Tala Madani (b. 1981, Tehran, Iran) makes paintings and animations whose indelible images bring together wide-ranging modes of critique, prompting reflection on gender, political authority, and questions of who and what gets represented in art. Her work is populated by mostly naked, bald, middle-aged men engaged in acts that push their bodies to their limits. Bodily fluids and beams of light emerge from their orifices, generating metaphors for the tactile expressivity of paint. In Madani’s work, slapstick humor is inseparable from violence and creation is synonymous with destruction, reflecting a complex and gut-level vision of contemporary power imbalances of all kinds. Her approach to figuration combines the radical morphology of a modernist with a contemporary sense of sequencing, movement, and speed. Thus, her work finds some of its most powerful echoes in cartoons, cinema, and other popular durational forms.

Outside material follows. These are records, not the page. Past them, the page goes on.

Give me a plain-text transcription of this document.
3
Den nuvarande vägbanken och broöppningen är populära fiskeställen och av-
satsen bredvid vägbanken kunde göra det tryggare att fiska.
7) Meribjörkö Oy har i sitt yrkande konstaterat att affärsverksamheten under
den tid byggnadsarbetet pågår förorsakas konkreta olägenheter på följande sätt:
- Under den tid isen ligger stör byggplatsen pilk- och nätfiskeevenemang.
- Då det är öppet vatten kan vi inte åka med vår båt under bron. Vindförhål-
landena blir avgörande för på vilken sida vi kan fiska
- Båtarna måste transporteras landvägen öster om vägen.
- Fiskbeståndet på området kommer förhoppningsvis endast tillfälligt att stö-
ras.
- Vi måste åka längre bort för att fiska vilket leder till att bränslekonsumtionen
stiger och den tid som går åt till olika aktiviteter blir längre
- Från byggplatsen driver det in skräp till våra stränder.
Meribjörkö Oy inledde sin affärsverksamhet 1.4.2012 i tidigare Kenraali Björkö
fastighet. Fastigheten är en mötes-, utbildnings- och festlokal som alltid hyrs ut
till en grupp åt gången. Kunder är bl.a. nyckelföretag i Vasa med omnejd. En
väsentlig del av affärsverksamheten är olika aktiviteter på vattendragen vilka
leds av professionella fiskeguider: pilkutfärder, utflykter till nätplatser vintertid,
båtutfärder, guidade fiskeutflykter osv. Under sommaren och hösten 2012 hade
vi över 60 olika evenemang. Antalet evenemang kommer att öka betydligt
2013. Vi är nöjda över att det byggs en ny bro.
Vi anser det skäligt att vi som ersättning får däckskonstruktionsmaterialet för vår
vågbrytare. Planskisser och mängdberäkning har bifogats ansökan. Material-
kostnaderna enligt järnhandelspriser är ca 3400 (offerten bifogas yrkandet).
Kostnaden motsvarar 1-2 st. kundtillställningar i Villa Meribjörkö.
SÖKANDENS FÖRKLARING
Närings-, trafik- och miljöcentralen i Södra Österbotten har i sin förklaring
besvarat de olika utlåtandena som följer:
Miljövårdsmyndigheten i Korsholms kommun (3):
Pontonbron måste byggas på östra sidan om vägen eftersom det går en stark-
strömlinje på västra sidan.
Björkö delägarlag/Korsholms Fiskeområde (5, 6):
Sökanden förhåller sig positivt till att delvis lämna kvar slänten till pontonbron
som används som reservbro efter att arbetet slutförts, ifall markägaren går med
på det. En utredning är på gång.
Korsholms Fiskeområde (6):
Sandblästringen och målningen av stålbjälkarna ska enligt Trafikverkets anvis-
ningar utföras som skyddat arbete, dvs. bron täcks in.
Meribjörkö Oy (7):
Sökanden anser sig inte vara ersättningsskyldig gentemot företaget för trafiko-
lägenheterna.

Madani has been the subject of solo exhibitions at museums worldwide, including The Museum of Contemporary Art, Los Angeles (2023); Start Museum, Shanghai (2020); Mori Art Museum, Tokyo (2019); Secession, Vienna (2019); Portikus, Frankfurt (2019); La Panacée, Montpellier, France (2017); MIT List Visual Arts Center, Cambridge, Massachusetts (2016); Contemporary Art Museum St. Louis (2016); Nottingham Contemporary, England (2014); and Moderna Museet, Malmö and Moderna Museet, Stockholm, Sweden (2013). She participated in the 16th Istanbul Biennial: The Seventh Continent, Istanbul, Turkey (2019); Whitney Biennial 2017, Whitney Museum of American Art, New York; and Made in L.A. 2014, Hammer Museum, Los Angeles, among many other international group exhibitions. Madani’s work is in the permanent collections of many institutions, including Moderna Museet, Stockholm and Malmö, Sweden; Guggenheim Museum, New York; Museum of Contemporary Art, Los Angeles; Museum of Modern Art, New York; Stedelijk Museum, Amsterdam; Tate Modern, London; Mori Art Museum, Tokyo; and Whitney Museum of American Art, New York. Madani lives and works in Los Angeles.